Dinner - Penne with Peas

For you interested parties, I have several recipe collections. There's my giant cookbook collection, the recipe card box mentioned above, a shoebox full of recipes I tear out of magazines, and not one but TWO recipe card binders. It's pretty scary obsessive.

It's been my mission to organize all of these, and to date this has not yet happened. The last time I attempted to organize, I tackled the recipe card box, so it is nice and orderly, divided into categories then subdivided alphabetically.

Recently, I decided to delve into this nicely organized recipe card box in search of some recipes we have not yet tried. Penne with peas had a nice ring to it, and contained pretty great sounding ingredients, a fresh sounding combination for the beginning of summer.

Yes, I said BEGINNING of summer, because in our sorry state of Wisconsin, summer officially began (in my opinion) this past week. We've finally been having some nice weather, and it has been keeping me outside of the house, attempting to read books (Currently "Frank: The Voice", a great read!) and catch some sun.
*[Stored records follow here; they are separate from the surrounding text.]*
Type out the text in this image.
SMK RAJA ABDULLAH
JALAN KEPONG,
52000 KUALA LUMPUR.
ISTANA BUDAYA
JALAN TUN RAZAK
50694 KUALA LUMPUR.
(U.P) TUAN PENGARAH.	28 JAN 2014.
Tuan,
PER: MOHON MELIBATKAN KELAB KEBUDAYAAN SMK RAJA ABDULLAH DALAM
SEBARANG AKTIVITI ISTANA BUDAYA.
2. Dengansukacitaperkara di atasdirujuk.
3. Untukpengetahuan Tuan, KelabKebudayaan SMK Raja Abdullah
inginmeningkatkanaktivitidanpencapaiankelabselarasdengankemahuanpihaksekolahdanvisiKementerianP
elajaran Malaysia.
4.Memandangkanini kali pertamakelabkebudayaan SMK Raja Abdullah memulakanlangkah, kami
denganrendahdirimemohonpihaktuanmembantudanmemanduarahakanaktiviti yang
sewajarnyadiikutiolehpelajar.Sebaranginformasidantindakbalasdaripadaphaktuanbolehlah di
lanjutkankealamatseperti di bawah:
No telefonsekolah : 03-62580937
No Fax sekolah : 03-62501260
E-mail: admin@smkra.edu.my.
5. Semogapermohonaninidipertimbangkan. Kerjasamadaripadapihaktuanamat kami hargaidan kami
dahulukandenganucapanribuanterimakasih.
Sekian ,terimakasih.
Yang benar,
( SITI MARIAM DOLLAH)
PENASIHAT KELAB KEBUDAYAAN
Anyways, back to the pasta! The recipe seemed like it would be a nice light meal, filling but not heavy. It was everything I expected and tasted just like summer. I ate the leftovers the next day, which clocked in at a steamy 100 degrees (F) outside. I ate them cold out of the fridge and can say that this dish is not only delicious warm from the skillet, but also quite tasty chilled.

Penne With Peas


Ingredients:
-6 oz multigrain pasta (penne, but we used more like 8-10 oz, also not multigrain..or penne for that matter! Oops.)
-1 tablespoon olive oil
-2 slices bacon, diced (we used 5 slices of precooked bacon, heated. What can I say? It's good.)
-1 cup green peas (fresh or frozen)
-1 vine-ripened tomato, seeded and chopped
-1 cup edamame (soybeans out of pods), optional

Cook penne until al dente in large saucepan.
Meanwhile, heat oil in a skillet with sides over medium heat.
Add bacon and cook 1 minute. Stir in peas and tomato and heat through.
Drain pasta and toss with the pea mixture.

This recipe alone doesn't have much in the way of spice flavor. I threw in some Italian seasoning containing salt and pepper, and it tasted really delicious.